– Jubilee Flashback: In 1997, some felt that an SGA President’s role was to pursue the position of Student Representative to UM Board of Curators.
By Albert Nall, Staff Writer for The Current
The role of a Student Representative to the University of Missouri Board of Curators is what it has always been: to represent student interests of the University of Missouri campuses. However, in 1997, the need for student representation within the UM system was met with indifference.
In 1997, The Current reported on the lack of students applying for the position. At that time, there was only one application taken. That application was picked up by Josh Stegman, a sophomore majoring in Chemistry/Biology. Stegman expressed hearty enthusiasm at the prospect of being an influence on the UM Board. However, Stegman failed to turn in a completed application.
At the time, though he did not apply, SGA president Jim Avery Avery was viewed by many. Avery was cited by student leaders as being articulate and experienced in addressing ideas in public. Furthermore, Avery was involved with the newly re-established Intercampus Student Council, the body of elected student officials from all 4 of the University of Missouri campuses.
In the end, Avery opted out of the candidacy for the Student Representative position. Avery had turned over the customary role of the SGA President in the Student Representative selection process over to Vice President Michael Rankins. Because of this, there were many who concluded that Avery’s actions were indeed a prelude to his entering the running for the position.
However, The Current voiced concerns as to whether the obligations as SGA president created a conflict of interest in terms of the responsibilities of the Student Representative. Would the values of UMSL students be served if the same person served both as the SGA President and the Student Representative?

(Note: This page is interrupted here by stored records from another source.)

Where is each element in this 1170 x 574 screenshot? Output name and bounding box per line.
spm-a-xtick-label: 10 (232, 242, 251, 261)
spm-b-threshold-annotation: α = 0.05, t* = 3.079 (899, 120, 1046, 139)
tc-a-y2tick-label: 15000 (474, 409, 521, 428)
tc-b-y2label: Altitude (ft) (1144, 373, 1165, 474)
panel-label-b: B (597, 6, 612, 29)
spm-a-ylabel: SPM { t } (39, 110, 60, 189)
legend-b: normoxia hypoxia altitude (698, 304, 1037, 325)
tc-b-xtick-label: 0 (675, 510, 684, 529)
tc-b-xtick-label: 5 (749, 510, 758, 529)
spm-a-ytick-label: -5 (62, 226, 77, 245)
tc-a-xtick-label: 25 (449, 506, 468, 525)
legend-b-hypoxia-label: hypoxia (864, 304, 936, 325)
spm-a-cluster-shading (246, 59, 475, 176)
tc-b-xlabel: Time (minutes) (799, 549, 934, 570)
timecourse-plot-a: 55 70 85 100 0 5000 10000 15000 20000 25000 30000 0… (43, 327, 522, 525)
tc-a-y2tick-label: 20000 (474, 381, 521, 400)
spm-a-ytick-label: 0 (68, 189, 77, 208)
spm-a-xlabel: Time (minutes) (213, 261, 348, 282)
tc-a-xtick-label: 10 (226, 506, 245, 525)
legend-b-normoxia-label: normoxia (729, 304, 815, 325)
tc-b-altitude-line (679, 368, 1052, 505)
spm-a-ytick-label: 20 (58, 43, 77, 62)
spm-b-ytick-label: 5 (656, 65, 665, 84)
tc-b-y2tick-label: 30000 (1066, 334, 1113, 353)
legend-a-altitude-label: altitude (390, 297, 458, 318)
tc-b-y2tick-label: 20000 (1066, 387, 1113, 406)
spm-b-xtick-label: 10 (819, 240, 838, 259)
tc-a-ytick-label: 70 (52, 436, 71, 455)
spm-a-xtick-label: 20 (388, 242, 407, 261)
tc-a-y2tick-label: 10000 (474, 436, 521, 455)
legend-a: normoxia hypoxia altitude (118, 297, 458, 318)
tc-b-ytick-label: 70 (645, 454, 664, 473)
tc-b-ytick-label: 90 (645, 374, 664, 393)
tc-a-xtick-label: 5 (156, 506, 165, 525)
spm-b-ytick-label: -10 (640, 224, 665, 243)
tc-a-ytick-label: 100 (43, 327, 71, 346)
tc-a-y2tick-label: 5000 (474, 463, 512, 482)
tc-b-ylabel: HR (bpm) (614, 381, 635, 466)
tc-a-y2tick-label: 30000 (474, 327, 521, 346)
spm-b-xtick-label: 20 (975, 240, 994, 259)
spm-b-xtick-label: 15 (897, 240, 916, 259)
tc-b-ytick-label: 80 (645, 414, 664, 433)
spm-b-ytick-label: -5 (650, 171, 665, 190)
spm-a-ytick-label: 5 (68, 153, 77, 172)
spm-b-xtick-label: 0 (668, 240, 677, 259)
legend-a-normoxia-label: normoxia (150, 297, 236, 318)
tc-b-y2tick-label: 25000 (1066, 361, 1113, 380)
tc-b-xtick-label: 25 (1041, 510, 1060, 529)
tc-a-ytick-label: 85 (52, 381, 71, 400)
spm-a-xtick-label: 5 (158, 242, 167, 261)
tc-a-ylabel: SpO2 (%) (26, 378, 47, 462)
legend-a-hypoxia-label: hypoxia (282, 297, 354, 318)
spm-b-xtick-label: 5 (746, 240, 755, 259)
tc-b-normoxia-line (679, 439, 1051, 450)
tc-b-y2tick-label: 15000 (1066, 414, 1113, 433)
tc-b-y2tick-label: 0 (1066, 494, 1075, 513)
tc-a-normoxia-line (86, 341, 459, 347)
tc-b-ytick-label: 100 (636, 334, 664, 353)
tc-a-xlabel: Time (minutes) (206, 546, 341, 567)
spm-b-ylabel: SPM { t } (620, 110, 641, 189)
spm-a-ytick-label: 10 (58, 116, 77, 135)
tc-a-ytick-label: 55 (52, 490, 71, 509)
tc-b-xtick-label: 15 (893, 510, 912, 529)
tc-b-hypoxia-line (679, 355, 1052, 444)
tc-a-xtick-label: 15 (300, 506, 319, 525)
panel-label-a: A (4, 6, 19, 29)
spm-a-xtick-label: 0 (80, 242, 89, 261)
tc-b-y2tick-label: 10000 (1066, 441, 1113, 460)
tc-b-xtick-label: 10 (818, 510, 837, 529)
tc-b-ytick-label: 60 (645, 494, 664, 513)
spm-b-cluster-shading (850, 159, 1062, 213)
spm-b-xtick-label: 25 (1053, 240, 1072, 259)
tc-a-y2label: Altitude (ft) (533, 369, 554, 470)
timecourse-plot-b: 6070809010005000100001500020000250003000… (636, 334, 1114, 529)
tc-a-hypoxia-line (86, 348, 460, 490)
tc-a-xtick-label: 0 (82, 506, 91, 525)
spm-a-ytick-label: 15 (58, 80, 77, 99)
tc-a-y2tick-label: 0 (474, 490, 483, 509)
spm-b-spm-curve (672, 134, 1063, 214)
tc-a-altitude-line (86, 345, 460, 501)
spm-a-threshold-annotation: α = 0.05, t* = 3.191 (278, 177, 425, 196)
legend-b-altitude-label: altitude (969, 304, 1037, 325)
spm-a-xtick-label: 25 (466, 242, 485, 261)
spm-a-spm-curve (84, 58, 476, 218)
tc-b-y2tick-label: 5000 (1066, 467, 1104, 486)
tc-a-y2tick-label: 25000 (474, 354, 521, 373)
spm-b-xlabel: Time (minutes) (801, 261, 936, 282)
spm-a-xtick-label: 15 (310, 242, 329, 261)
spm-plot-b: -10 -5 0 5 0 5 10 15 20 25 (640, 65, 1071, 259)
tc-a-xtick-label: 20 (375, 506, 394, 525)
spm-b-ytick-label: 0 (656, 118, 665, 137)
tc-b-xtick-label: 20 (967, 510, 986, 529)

Many on the UMSL campus felt it was the duty of Avery as the SGA President to ascend into the UM Board. On page 4 of the September 8issue of The Current, an editorial stated that Avery should either officially make himself a candidate for the student curator position or offer an explanation for removing himself from the selection process.
For some, the position of the Student Representative on the UM Board of Curators is a prestigious and life-changing position. Past representatives have gone on to become members of Congress; many maintain successful careers in the fields of law and business. Others could speculate that Student Life leaders on the UMSL campus were happier working within their own constituencies on campus. Furthermore, the fact that the Student Representative does not have a vote may have dissuaded those for whom simply having a voice at meetings wasn’t enough.
During the late ’90s, the SGA President earned $4,700 a year, with the Vice President earning $4,200 and the Comptroller earning $1,500. It was also reported by The Current that the ’96-’97 SGA President, Bob Fritchey, billed the SGA $1,212.81 for travel to the Board of Curator’s meetings, and this represented 2.7% of the budget. The Student Representative of the UM Board of Curators receives no salary but does get a stipend for travel expenses to board meetings.
The last Student Representative from UMSL was Maria Kerford, who was appointed to the position by former Governor Matt Blunt in 2005. Kerford, an English major at the Pierre Laclede’s Honor College, was a member of the University Senate during her time as an undergraduate. She was also a New Student Mentor, a member of the 2002 Chancellor Search Committee, a University Singer and an UMSL Trailblazer in 2006. Today, Kerford is a philanthropy adviser at Youthbridge Community Foundation in St. Louis. She is also on the board of Project Inc., a nonprofit sheltered workshop, and is on the Board of Directors of the UM Alumni Association.
The qualifications for the Student Representative to the UM Board of Curators include an emphasis on extracurricular activities, awards and honors, and leadership and volunteer experience. Regardless of whether this is alluring to student government leaders on the St. Louis campus, the qualifications for the office is the same as it always have been throughout the University of Missouri’s history. Let’s just hope that this time, the position will be met with more interest than it was in 1997.